Mais maintenant il me faut redescendre du mont des Oliviers et retourner à ma Jérusalem, passer de 4000 à 400 mètres ! Cela va me changer de la neige qui me rappelait mon pays d’origine ! Le fait d’écrire cet éditorial pour le bulletin diocésain est le premier pas de mon retour au Tchad. Je sais que la chaleur humide de septembre m’attend. C’est d’ailleurs un des souvenirs les plus marqués de ma première arrivée au Tchad en septembre 1963 : la bouffée de chaleur humide qui m’a assailli lorsque je me suis présenté dans la porte de l’avion. Mais n’est-ce pas le prix à payer pour être missionnaire au Tchad ? Combien de fois j’ai pensé à notre Eglise lors de ce séjour en montagne ! Tous les jours j’ai prié avec et pour vous tous. J’ai eu aussi l’occasion de célébrer des eucharisties en paroisse et de fréquenter des prêtres, ce qui m’a permis de comparer la situation et le travail de nos différentes Eglises. Je ne peux pas entrer dans les détails, mais il faut avouer que les situations sont très différentes. Je peux cependant affirmer que le besoin de la Parole de Dieu est commun même s’il revêt des aspects différents. Et ça m’a fait plaisir quand l’abbé Fausto de Novara, autrefois dans notre diocèse, m’a dit qu’il s’était fortement inspiré de nos livrets de catéchèse du Tchad pour construire une catéchèse pour sa paroisse avec un groupe de laïcs. Nous pourrons aussi apporter notre expérience dans l’avenir pour les célébrations autour de la Parole de Dieu car avec la diminution du clergé les prêtres ne pourront bientôt plus multiplier comme maintenant les célébrations eucharistiques. Et il est certain que le passage sera rude car les chrétiens d’Italie seront d’autant plus réticents qu’ils ont été gâtés dans le passé.

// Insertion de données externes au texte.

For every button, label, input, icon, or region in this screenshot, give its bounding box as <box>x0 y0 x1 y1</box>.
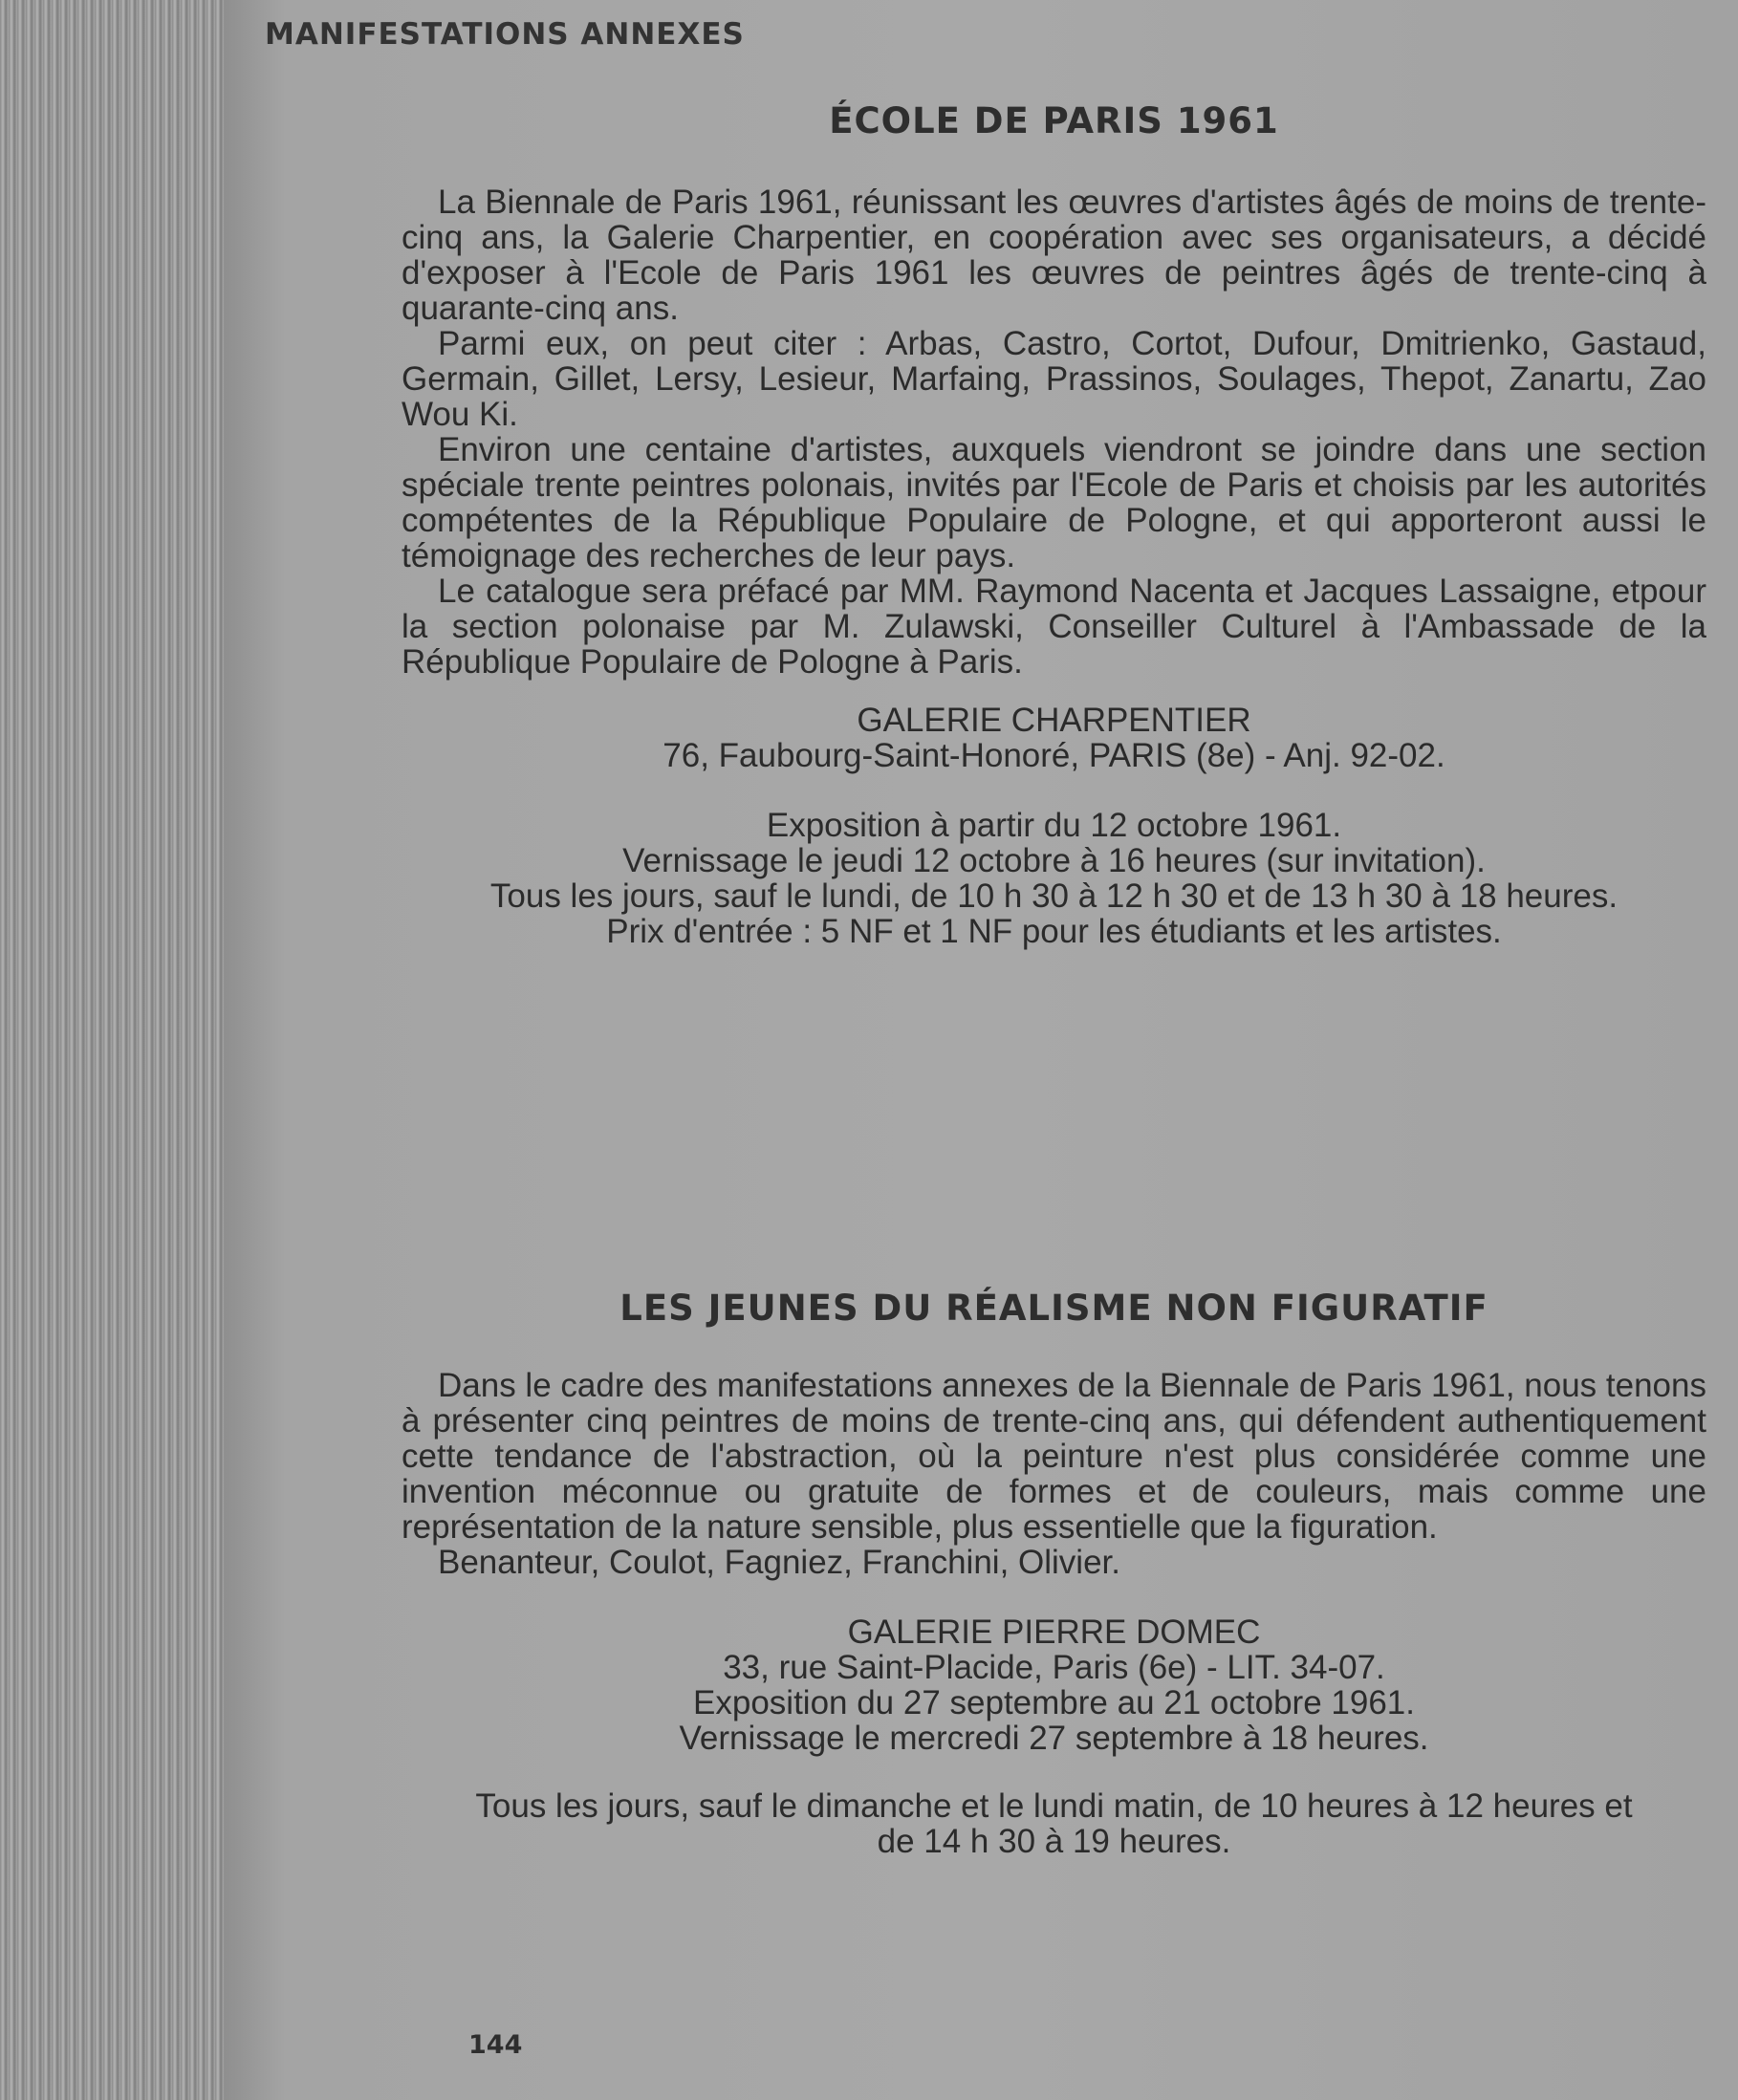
section-jeunes-realisme <box>402 1290 1706 1859</box>
exhibition-info <box>402 808 1706 949</box>
venue-name: GALERIE PIERRE DOMEC <box>847 1613 1261 1651</box>
info-line: Vernissage le jeudi 12 octobre à 16 heures (sur invitation). <box>622 842 1486 879</box>
artist-list: Benanteur, Coulot, Fagniez, Franchini, Olivier. <box>438 1544 1120 1581</box>
section-title: ÉCOLE DE PARIS 1961 <box>829 100 1279 141</box>
book-page <box>225 0 1738 2100</box>
info-line: 33, rue Saint-Placide, Paris (6e) - LIT. 34-07. <box>723 1649 1385 1686</box>
venue-name: GALERIE CHARPENTIER <box>857 702 1251 739</box>
hours-line: de 14 h 30 à 19 heures. <box>877 1823 1231 1860</box>
section-ecole-de-paris <box>402 100 1706 950</box>
info-line: Prix d'entrée : 5 NF et 1 NF pour les étudiants et les artistes. <box>606 913 1502 950</box>
paragraph: Environ une centaine d'artistes, auxquels viendront se joindre dans une section spéciale trente peintres polonais, invités par l'Ecole de Paris et choisis par les autorités compétentes de la République Populaire de Pologne, et qui apporteront aussi le témoignage des recherches de leur pays. <box>402 431 1706 574</box>
hours-line: Tous les jours, sauf le dimanche et le lundi matin, de 10 heures à 12 heures et <box>475 1787 1633 1825</box>
venue-address: 76, Faubourg-Saint-Honoré, PARIS (8e) - Anj. 92-02. <box>663 737 1445 774</box>
paragraph: Dans le cadre des manifestations annexes de la Biennale de Paris 1961, nous tenons à présenter cinq peintres de moins de trente-cinq ans, qui défendent authentiquement cette tendance de l'abstraction, où la peinture n'est plus considérée comme une invention méconnue ou gratuite de formes et de couleurs, mais comme une représentation de la nature sensible, plus essentielle que la figuration. <box>402 1367 1706 1546</box>
info-line: Tous les jours, sauf le lundi, de 10 h 30 à 12 h 30 et de 13 h 30 à 18 heures. <box>489 877 1619 915</box>
paragraph: Parmi eux, on peut citer : Arbas, Castro, Cortot, Dufour, Dmitrienko, Gastaud, Germain, Gillet, Lersy, Lesieur, Marfaing, Prassinos, Soulages, Thepot, Zanartu, Zao Wou Ki. <box>402 325 1706 433</box>
page-number: 144 <box>468 2030 523 2060</box>
section-title: LES JEUNES DU RÉALISME NON FIGURATIF <box>619 1288 1488 1329</box>
opening-hours <box>402 1788 1706 1859</box>
info-line: Exposition du 27 septembre au 21 octobre 1961. <box>693 1684 1415 1721</box>
exhibition-info <box>402 1650 1706 1756</box>
info-line: Vernissage le mercredi 27 septembre à 18 heures. <box>679 1720 1429 1757</box>
paragraph: La Biennale de Paris 1961, réunissant les œuvres d'artistes âgés de moins de trente-cinq ans, la Galerie Charpentier, en coopération avec ses organisateurs, a décidé d'exposer à l'Ecole de Paris 1961 les œuvres de peintres âgés de trente-cinq à quarante-cinq ans. <box>402 184 1706 327</box>
book-page-edge <box>0 0 227 2100</box>
running-head: MANIFESTATIONS ANNEXES <box>265 17 745 52</box>
paragraph: Le catalogue sera préfacé par MM. Raymond Nacenta et Jacques Lassaigne, etpour la section polonaise par M. Zulawski, Conseiller Culturel à l'Ambassade de la République Populaire de Pologne à Paris. <box>402 573 1706 681</box>
info-line: Exposition à partir du 12 octobre 1961. <box>766 807 1342 844</box>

En terminant je rappelle le travail que nous avons à faire en diocèse pour préparer l’assemblée diocésaine sur la Parole de Dieu l’an prochain. Et je vous dis ma joie de vous rejoindre pour faire encore un bout de chemin dans notre Eglise de Pala. Les vacances ne font pas de miracles mais j’espère que cette période de fatigue du corps, mais de repos de l’esprit, m’aidera à reprendre le collier avec courage. Bonne année pastorale à tous.